Thomas Marambanyika, senior lecturer in the Department of Geography and Environmental Sustainability at Zimbabwe’s Midlands State University, said lantana threatens biodiversity in protected and unprotected areas of the country.

“People like Mr Zata should be applauded for having presented this initiative, which turns an environmental threat into an economic opportunity,” Marambanyika told EFE.

“This initiative, if scaled up, will go a long way toward reducing or removing lantana from the ecosystem, thus restoring some disturbed or degraded areas,” the professor said.

In addition to serving an environmental purpose, Zata sees his work — which he sells in Harare — as primarily creative.
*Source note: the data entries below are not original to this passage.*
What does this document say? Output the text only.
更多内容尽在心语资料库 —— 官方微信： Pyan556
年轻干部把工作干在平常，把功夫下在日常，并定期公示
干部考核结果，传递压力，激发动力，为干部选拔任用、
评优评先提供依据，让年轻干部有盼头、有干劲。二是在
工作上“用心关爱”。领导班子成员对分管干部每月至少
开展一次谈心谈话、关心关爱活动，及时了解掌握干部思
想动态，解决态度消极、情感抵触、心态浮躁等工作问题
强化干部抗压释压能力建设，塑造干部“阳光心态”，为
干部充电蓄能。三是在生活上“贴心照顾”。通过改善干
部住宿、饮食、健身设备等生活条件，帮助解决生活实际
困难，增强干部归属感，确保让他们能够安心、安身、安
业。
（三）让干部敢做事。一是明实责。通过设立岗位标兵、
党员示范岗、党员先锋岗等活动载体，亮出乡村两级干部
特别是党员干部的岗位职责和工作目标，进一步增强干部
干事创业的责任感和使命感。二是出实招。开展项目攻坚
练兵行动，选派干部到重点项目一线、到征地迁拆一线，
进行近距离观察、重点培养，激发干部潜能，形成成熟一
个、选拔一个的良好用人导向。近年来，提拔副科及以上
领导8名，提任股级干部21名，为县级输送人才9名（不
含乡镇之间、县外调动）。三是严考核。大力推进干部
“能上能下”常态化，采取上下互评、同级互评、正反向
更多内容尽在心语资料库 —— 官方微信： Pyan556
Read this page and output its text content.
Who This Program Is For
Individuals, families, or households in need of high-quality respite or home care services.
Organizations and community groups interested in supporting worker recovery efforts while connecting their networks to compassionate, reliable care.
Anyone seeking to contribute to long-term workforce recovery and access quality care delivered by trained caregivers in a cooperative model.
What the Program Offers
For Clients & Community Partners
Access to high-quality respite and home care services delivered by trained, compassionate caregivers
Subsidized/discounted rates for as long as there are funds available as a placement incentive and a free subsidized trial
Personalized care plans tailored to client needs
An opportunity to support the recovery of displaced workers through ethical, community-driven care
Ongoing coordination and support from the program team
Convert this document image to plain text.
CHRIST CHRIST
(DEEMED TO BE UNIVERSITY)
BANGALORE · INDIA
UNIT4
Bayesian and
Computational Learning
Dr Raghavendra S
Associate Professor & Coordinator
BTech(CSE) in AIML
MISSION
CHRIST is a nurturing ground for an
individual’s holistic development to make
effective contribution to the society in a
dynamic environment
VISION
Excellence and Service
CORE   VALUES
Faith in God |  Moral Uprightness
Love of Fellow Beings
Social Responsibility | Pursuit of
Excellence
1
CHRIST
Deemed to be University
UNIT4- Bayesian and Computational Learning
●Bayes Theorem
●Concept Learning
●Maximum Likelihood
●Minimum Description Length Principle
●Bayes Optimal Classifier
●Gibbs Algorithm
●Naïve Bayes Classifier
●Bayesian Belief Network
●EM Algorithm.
But it takes a lot of work for the lantana to give in to his artistic vision. To begin with, the thorns need to be removed from the stems, which are left to dry before they can be bent and shaped.

That material can shape a giant rhino standing upright with a mighty upturned horn, a huge tortoise, or an elephant.

“I have lived my whole life in the village,” Zata said. “I grew up watching animals and really loved them. That’s where my inspiration came from.”